The U.S. Environmental Protection Agency (USEPA) is proposing to include additional emissions sources in its first-ever national mandatory greenhouse gas (GHG) reporting system. On March 22, 2010, USEPA signed a proposed rule for the mandatory reporting of vented and fugitive methane (CH4) and carbon dioxide (CO2) emissions from petroleum and natural gas industry facilities emitting 25,000 metric tons or more of carbon dioxide equivalent per year. USEPA estimates the total cost of reporting to the private sector would be about $60 million for the first year and $25 million in subsequent years. This translates to an estimated average cost of $18,000 per facility for the first year and $8,000 in subsequent years.

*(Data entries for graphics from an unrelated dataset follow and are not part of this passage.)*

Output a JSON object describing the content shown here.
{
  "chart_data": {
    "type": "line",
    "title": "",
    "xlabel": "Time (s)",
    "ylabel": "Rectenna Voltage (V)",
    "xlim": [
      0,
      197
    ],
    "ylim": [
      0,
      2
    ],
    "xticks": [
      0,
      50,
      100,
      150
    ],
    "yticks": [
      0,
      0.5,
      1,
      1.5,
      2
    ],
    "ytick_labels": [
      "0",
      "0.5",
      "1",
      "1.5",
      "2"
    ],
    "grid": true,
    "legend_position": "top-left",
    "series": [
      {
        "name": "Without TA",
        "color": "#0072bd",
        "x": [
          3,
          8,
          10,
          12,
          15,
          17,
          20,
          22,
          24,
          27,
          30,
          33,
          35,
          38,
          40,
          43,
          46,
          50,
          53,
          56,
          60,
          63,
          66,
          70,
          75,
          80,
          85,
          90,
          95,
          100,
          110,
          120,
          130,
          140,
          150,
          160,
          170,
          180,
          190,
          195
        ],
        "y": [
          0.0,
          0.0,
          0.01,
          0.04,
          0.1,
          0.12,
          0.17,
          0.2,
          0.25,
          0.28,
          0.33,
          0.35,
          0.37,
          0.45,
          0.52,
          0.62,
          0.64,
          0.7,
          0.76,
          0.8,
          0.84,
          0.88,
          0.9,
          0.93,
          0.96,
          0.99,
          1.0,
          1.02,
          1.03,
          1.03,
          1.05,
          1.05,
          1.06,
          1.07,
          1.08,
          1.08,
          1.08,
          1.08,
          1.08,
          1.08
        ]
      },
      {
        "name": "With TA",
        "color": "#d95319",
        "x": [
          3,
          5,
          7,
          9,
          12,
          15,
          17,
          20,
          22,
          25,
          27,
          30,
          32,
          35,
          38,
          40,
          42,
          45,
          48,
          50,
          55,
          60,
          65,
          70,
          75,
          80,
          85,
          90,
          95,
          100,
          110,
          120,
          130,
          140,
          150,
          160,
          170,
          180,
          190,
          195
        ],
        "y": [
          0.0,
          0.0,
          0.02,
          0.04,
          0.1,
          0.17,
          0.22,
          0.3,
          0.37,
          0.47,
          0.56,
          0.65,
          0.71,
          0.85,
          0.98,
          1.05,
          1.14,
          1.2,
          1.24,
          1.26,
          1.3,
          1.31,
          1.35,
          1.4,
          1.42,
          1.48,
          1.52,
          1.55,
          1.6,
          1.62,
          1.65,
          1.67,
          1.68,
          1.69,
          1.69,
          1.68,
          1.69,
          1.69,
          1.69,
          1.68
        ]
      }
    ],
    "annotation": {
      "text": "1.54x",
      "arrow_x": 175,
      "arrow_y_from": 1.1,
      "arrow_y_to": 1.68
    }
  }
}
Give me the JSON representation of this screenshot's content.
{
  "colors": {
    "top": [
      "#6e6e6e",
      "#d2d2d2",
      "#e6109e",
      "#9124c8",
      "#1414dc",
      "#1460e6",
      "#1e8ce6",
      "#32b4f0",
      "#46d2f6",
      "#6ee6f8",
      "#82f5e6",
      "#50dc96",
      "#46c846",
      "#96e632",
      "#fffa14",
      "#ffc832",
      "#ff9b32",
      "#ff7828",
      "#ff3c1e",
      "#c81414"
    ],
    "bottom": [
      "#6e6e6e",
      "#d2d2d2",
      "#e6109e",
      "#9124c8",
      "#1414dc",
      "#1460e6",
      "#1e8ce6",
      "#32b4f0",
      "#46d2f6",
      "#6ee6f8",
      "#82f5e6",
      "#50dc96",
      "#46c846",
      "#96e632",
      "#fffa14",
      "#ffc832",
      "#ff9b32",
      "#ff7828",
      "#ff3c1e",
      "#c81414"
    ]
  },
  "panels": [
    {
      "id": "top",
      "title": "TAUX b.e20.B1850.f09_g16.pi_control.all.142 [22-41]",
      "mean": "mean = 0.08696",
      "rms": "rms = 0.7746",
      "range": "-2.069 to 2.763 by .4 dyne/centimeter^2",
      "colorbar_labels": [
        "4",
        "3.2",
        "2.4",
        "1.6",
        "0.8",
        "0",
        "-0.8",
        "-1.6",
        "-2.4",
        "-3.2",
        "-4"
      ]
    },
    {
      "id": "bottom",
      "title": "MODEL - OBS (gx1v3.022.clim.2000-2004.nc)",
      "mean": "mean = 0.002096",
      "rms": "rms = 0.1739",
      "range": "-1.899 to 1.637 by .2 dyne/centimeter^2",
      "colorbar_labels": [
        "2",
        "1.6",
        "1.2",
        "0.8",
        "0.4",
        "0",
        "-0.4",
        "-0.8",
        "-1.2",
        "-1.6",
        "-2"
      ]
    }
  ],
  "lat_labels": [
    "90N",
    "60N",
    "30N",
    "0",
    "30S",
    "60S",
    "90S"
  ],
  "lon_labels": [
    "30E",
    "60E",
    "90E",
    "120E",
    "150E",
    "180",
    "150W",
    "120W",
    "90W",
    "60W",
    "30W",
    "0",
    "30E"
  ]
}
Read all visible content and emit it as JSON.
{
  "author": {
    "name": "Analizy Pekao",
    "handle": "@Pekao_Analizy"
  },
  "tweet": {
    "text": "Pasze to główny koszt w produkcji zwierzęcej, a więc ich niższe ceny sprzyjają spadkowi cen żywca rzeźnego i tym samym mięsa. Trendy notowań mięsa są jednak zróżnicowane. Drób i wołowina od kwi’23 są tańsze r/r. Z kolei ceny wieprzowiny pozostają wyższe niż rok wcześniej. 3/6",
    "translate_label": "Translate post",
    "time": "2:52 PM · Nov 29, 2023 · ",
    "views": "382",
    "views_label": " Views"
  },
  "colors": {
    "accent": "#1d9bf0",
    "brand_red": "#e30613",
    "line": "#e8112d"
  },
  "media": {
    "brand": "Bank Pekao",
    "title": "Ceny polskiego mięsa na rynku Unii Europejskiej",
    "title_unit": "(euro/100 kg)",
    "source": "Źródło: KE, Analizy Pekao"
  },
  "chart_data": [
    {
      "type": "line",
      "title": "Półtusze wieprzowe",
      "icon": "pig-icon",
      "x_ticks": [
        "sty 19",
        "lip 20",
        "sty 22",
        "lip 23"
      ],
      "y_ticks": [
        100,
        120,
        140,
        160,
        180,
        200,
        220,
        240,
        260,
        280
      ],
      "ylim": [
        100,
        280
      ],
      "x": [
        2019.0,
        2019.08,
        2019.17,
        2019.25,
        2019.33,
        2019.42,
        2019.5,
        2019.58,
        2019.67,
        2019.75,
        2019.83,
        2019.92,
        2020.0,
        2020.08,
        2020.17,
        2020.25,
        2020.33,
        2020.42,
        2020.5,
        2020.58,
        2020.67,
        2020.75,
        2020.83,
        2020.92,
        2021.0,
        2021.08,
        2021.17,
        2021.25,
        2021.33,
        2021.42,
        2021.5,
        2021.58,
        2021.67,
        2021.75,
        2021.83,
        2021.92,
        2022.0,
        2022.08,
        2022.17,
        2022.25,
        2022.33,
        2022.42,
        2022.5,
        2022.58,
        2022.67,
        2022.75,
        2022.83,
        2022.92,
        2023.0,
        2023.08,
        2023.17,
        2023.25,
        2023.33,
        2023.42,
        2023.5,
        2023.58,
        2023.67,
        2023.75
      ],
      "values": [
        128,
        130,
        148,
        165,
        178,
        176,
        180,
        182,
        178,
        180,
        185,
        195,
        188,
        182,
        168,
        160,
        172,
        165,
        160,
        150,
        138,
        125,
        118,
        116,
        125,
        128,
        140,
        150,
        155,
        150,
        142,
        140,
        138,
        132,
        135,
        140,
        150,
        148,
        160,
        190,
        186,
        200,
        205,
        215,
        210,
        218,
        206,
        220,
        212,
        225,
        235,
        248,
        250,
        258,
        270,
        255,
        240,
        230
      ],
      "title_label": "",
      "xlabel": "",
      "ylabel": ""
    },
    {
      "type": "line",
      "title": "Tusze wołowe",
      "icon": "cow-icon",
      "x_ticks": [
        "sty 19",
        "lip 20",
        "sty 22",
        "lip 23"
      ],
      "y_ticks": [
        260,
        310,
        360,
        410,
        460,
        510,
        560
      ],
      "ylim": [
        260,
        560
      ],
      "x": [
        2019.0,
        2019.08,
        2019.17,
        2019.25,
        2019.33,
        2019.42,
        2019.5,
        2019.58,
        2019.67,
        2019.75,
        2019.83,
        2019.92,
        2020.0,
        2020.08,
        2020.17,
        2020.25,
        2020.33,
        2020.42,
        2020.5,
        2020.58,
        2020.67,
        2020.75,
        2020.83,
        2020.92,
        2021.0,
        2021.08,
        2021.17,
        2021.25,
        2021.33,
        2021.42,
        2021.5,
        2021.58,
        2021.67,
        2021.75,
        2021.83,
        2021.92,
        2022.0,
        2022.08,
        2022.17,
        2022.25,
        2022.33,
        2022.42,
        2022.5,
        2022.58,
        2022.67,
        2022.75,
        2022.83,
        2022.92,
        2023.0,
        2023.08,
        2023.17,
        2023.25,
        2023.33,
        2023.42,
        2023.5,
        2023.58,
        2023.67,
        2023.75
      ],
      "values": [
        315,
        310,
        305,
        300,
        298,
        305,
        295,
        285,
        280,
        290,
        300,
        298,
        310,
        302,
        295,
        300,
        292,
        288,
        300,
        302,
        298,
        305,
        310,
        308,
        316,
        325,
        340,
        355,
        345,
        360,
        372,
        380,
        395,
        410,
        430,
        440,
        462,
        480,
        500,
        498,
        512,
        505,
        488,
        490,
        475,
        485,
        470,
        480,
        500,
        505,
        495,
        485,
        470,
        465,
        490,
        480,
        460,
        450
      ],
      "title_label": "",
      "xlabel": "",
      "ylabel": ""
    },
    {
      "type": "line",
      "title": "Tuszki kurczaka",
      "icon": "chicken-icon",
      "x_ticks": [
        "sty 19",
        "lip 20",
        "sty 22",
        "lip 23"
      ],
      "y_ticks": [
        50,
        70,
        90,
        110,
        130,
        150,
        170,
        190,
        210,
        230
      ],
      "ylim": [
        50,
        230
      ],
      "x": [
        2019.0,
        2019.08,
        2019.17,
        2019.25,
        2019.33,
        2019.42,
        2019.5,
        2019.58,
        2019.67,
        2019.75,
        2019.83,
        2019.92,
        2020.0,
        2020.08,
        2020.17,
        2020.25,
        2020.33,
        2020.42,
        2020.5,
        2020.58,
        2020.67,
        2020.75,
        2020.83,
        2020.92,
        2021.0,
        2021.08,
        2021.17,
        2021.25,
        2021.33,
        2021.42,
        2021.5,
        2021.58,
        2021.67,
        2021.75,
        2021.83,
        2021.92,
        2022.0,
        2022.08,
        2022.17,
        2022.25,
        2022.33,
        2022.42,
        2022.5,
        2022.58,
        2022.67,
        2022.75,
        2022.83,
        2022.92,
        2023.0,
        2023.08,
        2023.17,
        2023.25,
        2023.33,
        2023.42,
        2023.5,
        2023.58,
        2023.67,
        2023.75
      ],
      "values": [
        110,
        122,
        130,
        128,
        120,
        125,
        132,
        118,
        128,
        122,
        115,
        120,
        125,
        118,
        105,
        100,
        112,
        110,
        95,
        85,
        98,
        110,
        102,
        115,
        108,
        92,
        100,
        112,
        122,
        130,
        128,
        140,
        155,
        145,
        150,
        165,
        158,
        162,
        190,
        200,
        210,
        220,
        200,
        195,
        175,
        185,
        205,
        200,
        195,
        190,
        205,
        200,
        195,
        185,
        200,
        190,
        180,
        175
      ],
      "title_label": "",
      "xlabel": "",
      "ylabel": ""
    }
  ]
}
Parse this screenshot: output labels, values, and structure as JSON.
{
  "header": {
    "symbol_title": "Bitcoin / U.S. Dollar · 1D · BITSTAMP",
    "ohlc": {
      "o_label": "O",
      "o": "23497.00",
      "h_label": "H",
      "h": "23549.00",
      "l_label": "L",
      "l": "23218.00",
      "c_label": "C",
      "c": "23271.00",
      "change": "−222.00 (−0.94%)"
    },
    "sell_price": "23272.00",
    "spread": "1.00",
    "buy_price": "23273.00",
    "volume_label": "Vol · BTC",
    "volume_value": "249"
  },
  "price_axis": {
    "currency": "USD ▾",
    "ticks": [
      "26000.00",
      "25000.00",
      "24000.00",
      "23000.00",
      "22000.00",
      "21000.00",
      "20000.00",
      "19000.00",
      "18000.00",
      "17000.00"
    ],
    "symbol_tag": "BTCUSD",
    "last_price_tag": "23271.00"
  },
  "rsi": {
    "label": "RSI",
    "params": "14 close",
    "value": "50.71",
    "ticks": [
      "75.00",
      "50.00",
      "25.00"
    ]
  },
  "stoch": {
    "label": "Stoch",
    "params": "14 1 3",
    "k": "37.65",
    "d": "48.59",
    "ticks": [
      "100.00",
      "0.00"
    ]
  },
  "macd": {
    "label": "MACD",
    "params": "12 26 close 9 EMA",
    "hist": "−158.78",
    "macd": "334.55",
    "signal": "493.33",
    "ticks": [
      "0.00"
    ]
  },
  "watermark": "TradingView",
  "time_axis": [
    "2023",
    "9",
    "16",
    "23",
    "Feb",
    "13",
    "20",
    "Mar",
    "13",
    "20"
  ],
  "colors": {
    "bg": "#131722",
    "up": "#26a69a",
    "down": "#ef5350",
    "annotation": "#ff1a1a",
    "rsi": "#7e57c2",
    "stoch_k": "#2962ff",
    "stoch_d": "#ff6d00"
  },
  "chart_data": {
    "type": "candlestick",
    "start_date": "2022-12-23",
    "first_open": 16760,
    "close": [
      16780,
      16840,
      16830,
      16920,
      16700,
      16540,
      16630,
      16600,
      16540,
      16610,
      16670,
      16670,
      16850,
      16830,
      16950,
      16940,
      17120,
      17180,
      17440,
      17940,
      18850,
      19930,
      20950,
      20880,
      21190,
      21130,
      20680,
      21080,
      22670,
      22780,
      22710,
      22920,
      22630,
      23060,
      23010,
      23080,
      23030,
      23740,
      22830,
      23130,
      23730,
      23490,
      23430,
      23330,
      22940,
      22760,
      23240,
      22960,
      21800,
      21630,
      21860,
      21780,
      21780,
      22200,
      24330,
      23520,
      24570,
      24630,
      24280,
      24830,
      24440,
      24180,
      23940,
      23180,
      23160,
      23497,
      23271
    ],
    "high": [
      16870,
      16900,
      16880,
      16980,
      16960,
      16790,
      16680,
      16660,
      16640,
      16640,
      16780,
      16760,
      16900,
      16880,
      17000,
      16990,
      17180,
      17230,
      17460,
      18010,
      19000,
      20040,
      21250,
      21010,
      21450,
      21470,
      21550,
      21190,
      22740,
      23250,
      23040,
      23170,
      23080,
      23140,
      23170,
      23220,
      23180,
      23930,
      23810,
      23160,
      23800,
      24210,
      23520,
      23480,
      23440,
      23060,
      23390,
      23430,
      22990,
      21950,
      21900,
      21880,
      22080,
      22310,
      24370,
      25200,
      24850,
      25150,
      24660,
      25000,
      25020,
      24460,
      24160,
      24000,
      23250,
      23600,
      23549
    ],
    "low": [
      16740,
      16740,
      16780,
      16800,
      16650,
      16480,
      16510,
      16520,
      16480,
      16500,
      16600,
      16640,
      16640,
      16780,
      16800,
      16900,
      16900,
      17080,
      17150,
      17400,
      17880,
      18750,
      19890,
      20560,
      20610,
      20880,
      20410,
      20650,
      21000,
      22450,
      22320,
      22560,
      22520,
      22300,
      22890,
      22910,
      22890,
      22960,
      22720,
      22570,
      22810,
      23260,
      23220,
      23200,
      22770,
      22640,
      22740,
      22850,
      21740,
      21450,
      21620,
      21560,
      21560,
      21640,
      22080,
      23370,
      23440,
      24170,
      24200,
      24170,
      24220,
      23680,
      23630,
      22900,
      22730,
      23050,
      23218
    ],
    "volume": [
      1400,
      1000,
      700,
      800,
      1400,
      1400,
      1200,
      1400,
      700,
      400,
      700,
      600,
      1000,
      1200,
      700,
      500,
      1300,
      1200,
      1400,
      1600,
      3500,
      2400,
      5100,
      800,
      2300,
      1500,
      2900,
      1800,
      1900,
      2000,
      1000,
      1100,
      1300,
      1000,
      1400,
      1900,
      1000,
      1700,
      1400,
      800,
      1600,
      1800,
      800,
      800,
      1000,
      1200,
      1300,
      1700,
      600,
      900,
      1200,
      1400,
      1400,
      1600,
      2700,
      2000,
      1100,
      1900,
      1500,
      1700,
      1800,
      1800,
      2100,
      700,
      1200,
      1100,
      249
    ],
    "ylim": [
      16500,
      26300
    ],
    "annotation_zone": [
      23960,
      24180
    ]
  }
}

Last year, USEPA finalized the first-ever GHG mandatory reporting requirement (MRR) in October of 2009. That rule required 31 industry sectors, covering 85 percent of total U.S. GHG emissions, to track and report their emissions.
In addition to those 31 industries, USEPA is now proposing to collect emissions data from the oil and natural gas sector, industries that emit fluorinated gases, and from facilities that inject and store CO2 underground for the purposes of geologic sequestration or enhanced oil and gas recovery. In a move broader than expected, covered facilities include onshore petroleum and natural gas producers, offshore petroleum and natural gas producers, onshore natural gas processing, natural gas transmission, underground natural storage, liquefied natural gas (LNG) storage, LNG import and export facilities, and natural gas distribution facilities. Methane is the primary GHG emitted from oil and natural gas systems and is more than 20 times as potent as CO2 at warming the atmosphere. USEPA’s proposed rule sets the reporting threshold for methane at 1250 tons per year.
USEPA expects to publish the final rule later in 2010 so that data collection for this source category can begin on January 1, 2011 with the first annual reports submitted to EPA on March 31, 2012. USEPA estimates that the proposal would cover 85 percent of the total GHG emissions from the U.S. petroleum and natural gas industry with approximately 3,000 facilities reporting. Due to the unique characteristics of these industry segments, the proposed definition of “facility” for onshore and offshore petroleum and natural gas production, and natural gas distribution differ from the definition of facility applied in the remainder of the MRR.
The proposals will be open for public comment for 60 days after publication in the Federal Register. The agency will also hold public hearings on these proposals on April 19, 2010 in Arlington, Va. and April 20, 2010 in Washington, D.C.